Psikolog J Post (1986), sebagai misal, menemukan adanya kekhasan dalam
interaksi tiga segi antara negara (pemerintah), orang tua (parent), dan anak
(child). Pola interaksi tiga unsur ini menjadi penentu bagi anak untuk
menjadi pejuang separatis atau aktivis anarkistis. Post memasukkan kelompok
separatis (nationalist-separatists) dan kelompok anarkis
(anarchic-ideologues) sebagai dua jenis kelompok teroris.
Harmoni antara negara, orang tua, dan anak, menurut Post, tidak akan
menghasilkan sebuah kondisi bagi keterlibatan anak, baik dalam separatisme
maupun anarkisme. Bertolak belakang dengan itu, disharmoni tiga segi
merupakan prasyarat sempurna bagi anak untuk masuk ke dalam dua variasi
aktivitas perlawanan tersebut.
Tentu, ada sejumlah pertanyaan yang dapat diajukan terhadap penelitian Post.
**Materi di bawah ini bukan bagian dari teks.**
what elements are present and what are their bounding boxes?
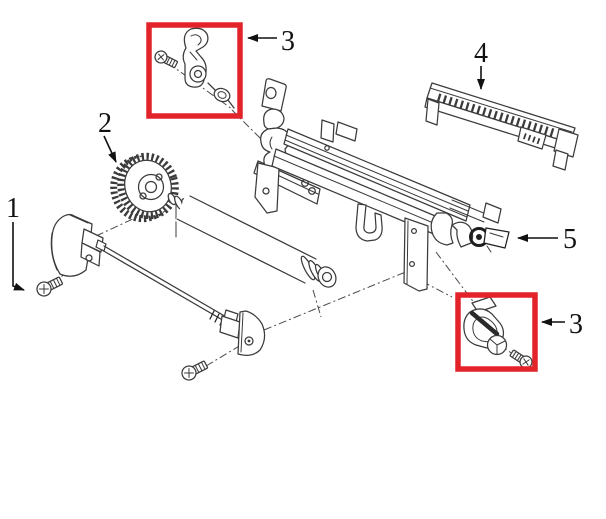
callout-4-label: 4	[474, 38, 488, 69]
lever-part3-top-drawing	[154, 27, 235, 109]
screw-part3-top-drawing	[154, 50, 179, 69]
highlight-boxes	[146, 22, 538, 372]
callout-1-label: 1	[6, 193, 20, 224]
callout-3-bottom-label: 3	[569, 309, 583, 340]
callout-3-top-label: 3	[281, 26, 295, 57]
screw-part1-drawing	[36, 276, 64, 297]
latch-part5-drawing	[469, 227, 510, 253]
callout-2-arrow	[103, 135, 117, 163]
callout-5-label: 5	[563, 224, 577, 255]
chassis-frame-drawing	[253, 78, 502, 292]
tear-bar-part4-drawing	[424, 82, 579, 171]
highlight-box-part3-bottom	[455, 292, 538, 372]
callouts: 1 2 3 4 5 3	[6, 26, 583, 340]
highlight-box-part3-top	[146, 22, 243, 119]
screw-part3-bottom-drawing	[509, 349, 533, 369]
guide-shaft-drawing	[36, 213, 266, 381]
callout-2-label: 2	[98, 108, 112, 139]
callout-1-arrow	[12, 222, 25, 291]
screw-part1b-drawing	[181, 360, 209, 381]
latch-part3-bottom-drawing	[463, 296, 533, 369]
Juga perlu dicermati kompleksitas faktor-faktor lain yang berpengaruh
terhadap keputusan individu untuk masuk ke dalam barisan separatis dan
anarkis. Terlepas dari kelemahan-kelemahan yang ada, riset tentang interaksi
tiga segi di atas memaparkan bahwa separatisme dan anarkisme --dua problem
yang juga tengah menyambangi bangsa ini-- adalah konsekuensi yang harus
dihadapi oleh para pemimpin nasional manakala tindak-tanduk mereka secara
frontal antagonistis dengan harapan rakyat. Dalam konteks kekinian di
Indonesia, apatisme bahkan antipati massal merupakan kondisi psikis yang
sangat potensial bagi berkembangnya ketidaksetiaan (disloyalty) yang
ditujukan oleh rakyat kepada para pemimpin nasional.
Jadi, sekali lagi, di balik sorak-sorai dirgahayu 17 Agustus 2002, sebuah
ucapan maaf penuh ketulusan dari para pemimpin nasional --insya Allah-- akan
menjadi penawar yang dapat meredakan linangan air mata Ibu Pertiwi.